The doctor’s reasoning is based on the fact that these vegetables are full of fiber, a powerful prebiotic. This nutrient is not absorbed in any way by our intestinal wall, but it does have two great qualities. The first is that it is the best way to ensure proper gastrointestinal transit since it adds mass to our food bolus. The second (and most important) is that, although it is not food for us, it is for the beneficial bacteria that live within our body: the microbiota. They use it to break those very long ( and very hard ) carbohydrates chains that make up the fibre and release, in return, short-chain fatty acids that can cross the intestinal barrier.
As researchers Chang H. Kim, Jeongho Park, and Myunghoo Kim of Purdue University in the United States emphasize in a study, short-chain fatty acids (SCFAs) have the ability to regulate the activity of immune T cells, which are the ones that cause inflammation. These anti-inflammatory effects do not only take place in the intestine but since SCFAs are able to cross the intestinal barrier, they act throughout the body.

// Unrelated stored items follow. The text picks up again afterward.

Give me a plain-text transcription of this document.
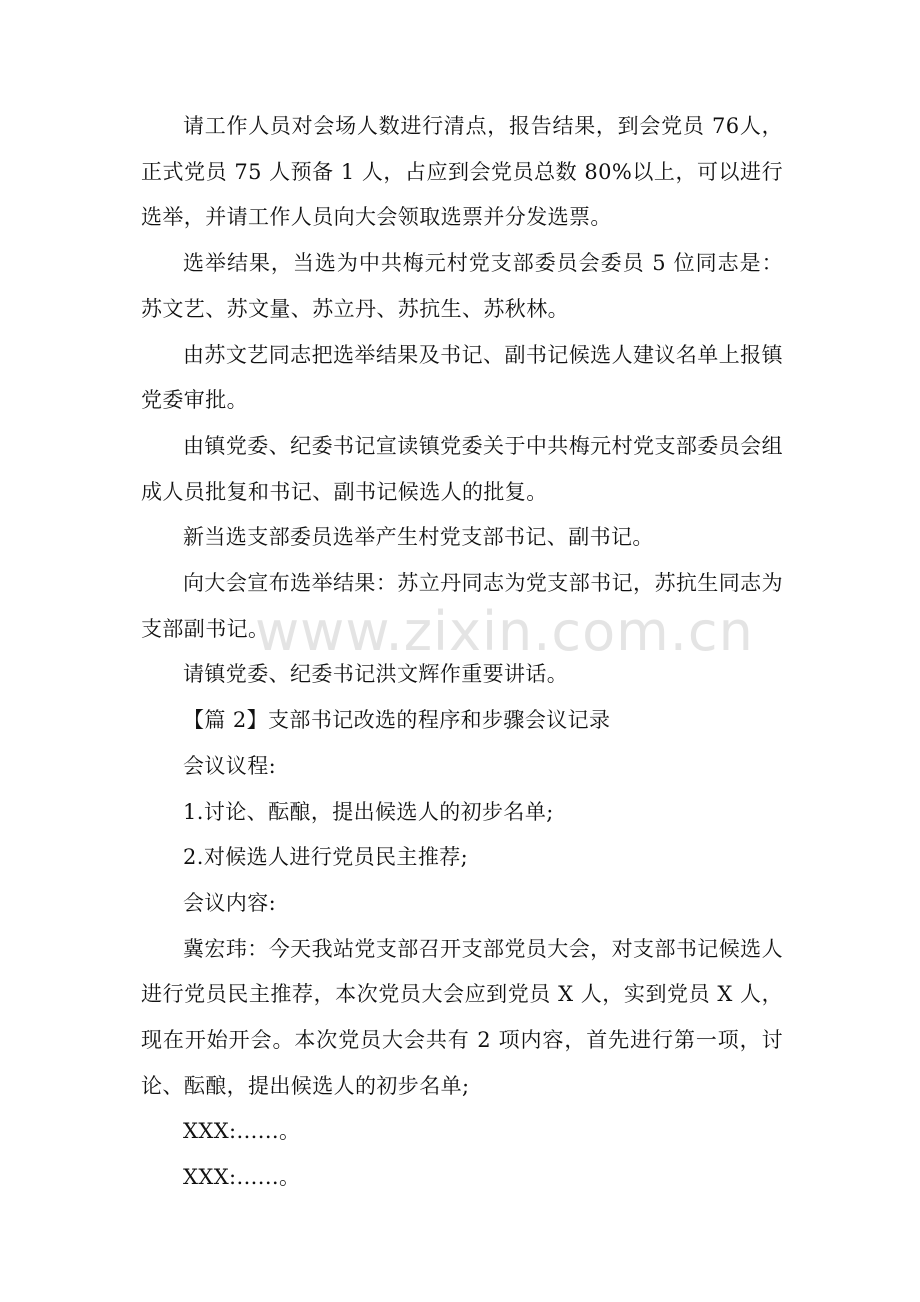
请工作人员对会场人数进行清点，报告结果，到会党员 76人，正式党员 75 人预备 1 人，占应到会党员总数 80%以上，可以进行选举，并请工作人员向大会领取选票并分发选票。

选举结果，当选为中共梅元村党支部委员会委员 5 位同志是：苏文艺、苏文量、苏立丹、苏抗生、苏秋林。

由苏文艺同志把选举结果及书记、副书记候选人建议名单上报镇党委审批。

由镇党委、纪委书记宣读镇党委关于中共梅元村党支部委员会组成人员批复和书记、副书记候选人的批复。

新当选支部委员选举产生村党支部书记、副书记。

向大会宣布选举结果：苏立丹同志为党支部书记，苏抗生同志为支部副书记。

请镇党委、纪委书记洪文辉作重要讲话。

【篇 2】支部书记改选的程序和步骤会议记录

会议议程:

1.讨论、酝酿，提出候选人的初步名单;

2.对候选人进行党员民主推荐;

会议内容:

冀宏玮：今天我站党支部召开支部党员大会，对支部书记候选人进行党员民主推荐，本次党员大会应到党员 X 人，实到党员 X 人，现在开始开会。本次党员大会共有 2 项内容，首先进行第一项，讨论、酝酿，提出候选人的初步名单;

XXX:......。

XXX:......。

www.zixin.com.cn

Hispanics are half as likely as whites to have cardiovascular disease
As Dr Michael Greger points out, “Latinos have the lowest rates of chronic obstructive pulmonary disease (COPD), lung, bladder, throat and colon cancer. Both in men and women.” The effects of fibre and microbiota could be behind these results. In addition, as the specialist continues, “when Hispanics get lung, colon or breast cancer, they have better survival rates. Decreasing systemic inflammation can be important for both prevention and survival.”
In addition, and last but not least, a 2013 study prepared by researchers M. Cortes Bergoderi, K. Goel, MH Murad, T. Allison, V. K Somers, P. J Erwin, O. Sochor and F. Lopez Jimenez, all of them from the Mayo Clinic, proved (with a study group consisting of the medical data of 22,340,554 Hispanics and 88,824,619 ‘non-Hispanic whites ‘, NHW) that those belonging to the Latino ethnicity is half as likely as NHWs to suffer cardiovascular disease.
The second Hispanic paradox
The question we must ask ourselves at this point is whether they are as long-lived in Latin American countries as Hispanic Americans. The answer is nowhere. According to data published by the World Health Organization in 2016, Chile and Costa Rica are the longest-lived countries in Latin America, with a life expectancy for both sexes of 80.4 years. They rank 29th and 30th respectively, just ahead of the United States. In contrast, Mexico, the country from which the vast majority of Hispanic Americans originate, ranks 46, with 76.7 years of life. In any case, and along with the aforementioned, Uruguay, Panama and Cuba, are part of the countries with the highest life expectancy in Latin America.
The reasons why Latinos only live longer when they emigrate to the United States remains to be discovered. In any case, as we said before, the general health of Hispanic Americans is better than that of other ethnic groups, and we could take an example and start eating more beans.